Elaine Stritch canta «Broadway baby» nos 75 anos de Sondheim.

segunda-feira, 26 de julho de 2010

Wolfboy


Está em cena nos "Trafalgar Studios" em Londres até ao final deste mês o musical "Wolfboy", sobre dois adolescentes detidos num sanatório; Bernie, o típico "golden boy", por tentativa de suicídio; David, um meliante de rua, por se julgar um lobo. A relação que se vai criando entre os dois cruza-se com as visitas do irmão do primeiro e com a jovem enfermeira que os assiste (e que se envolve com o irmão, com o dilema ético associado). A peça lida com temas de desajuste, abuso, solidão e demência, com a vertente musical particularmente bem conseguida; baseia-se numa peça do canadiano Brad Fraser, e entrou para a "história" do entretenimento contemporâneo por ser a primeira interpretação em palco de Keanu Reeves (em 1984).

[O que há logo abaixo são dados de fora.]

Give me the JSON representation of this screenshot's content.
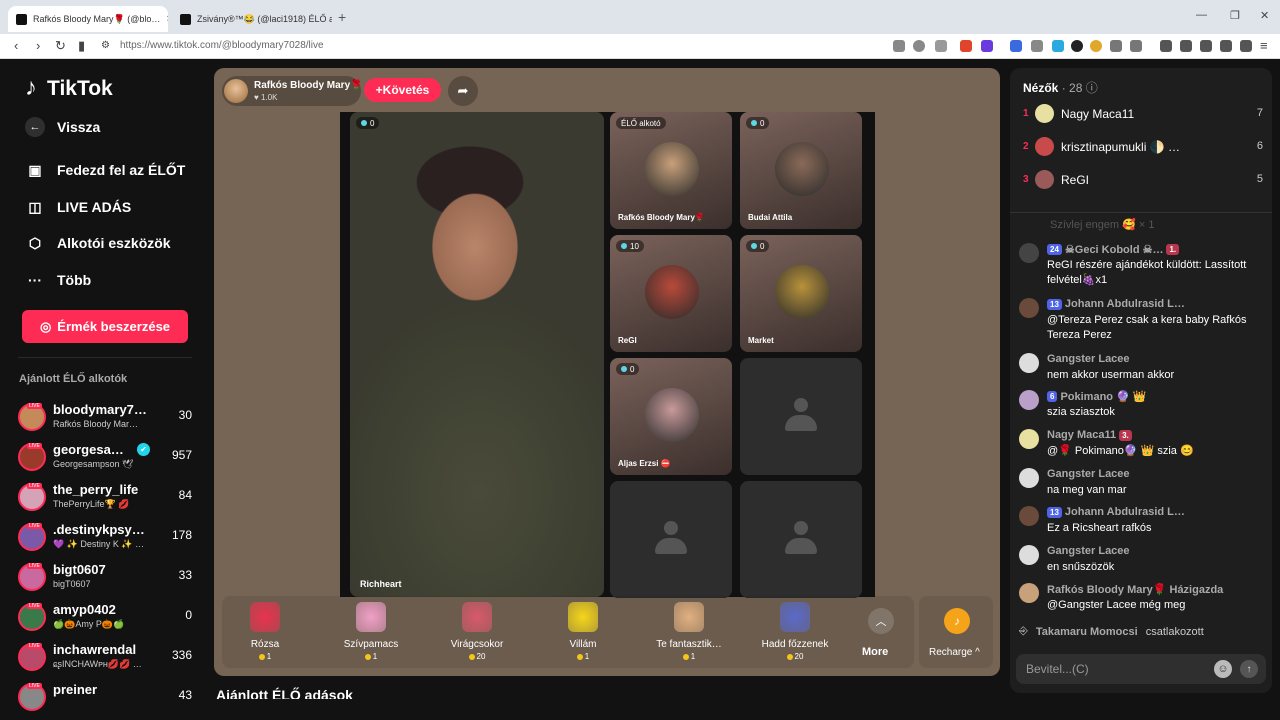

A adaptação musical tem música e letra de Leon Parris, com libretto de Russell Labey, que também dirige. Apresentada o ano passado no teatro Tabard em Chiswick, foi estreada no Fringe Festival de Edinburgo e chegou ao West End para uma temporada limitada no início de Julho.

O elenco conta com Daniel Boys (recentemente visto em "Avenue Q"), Gregg Lowe, Paul Holowaty e Emma Rigby.

Paul Holowaty (David) e Gregg Lowe (Bernie)

O musical funciona muito bem; cativa a audiência, choca e arrepia q.b., e as vozes estão geralmente à altura do desafio, sendo que no dueto entre Boys e Lowe os pulmões do primeiro tendem a ofuscar os talentos do segundo (sendo que as actuações são uniformemente sólidas). O espaço, um estúdio em que a audiência está literalmente a um passo dos actores, ajuda a criar um ambiente de proximidade e alguma claustrofobia; os diálogos são bem conseguidos e as músicas são muito boas. Existem alguns pequenos ajustes que se poderiam fazer para melhorar a peça como um todo (a inexistência da médica com quem o irmão conversa e que ajuda ao entendimento dos problemas cria alguma descontinuidade na história) mas como nota final é um musical altamente recomendado.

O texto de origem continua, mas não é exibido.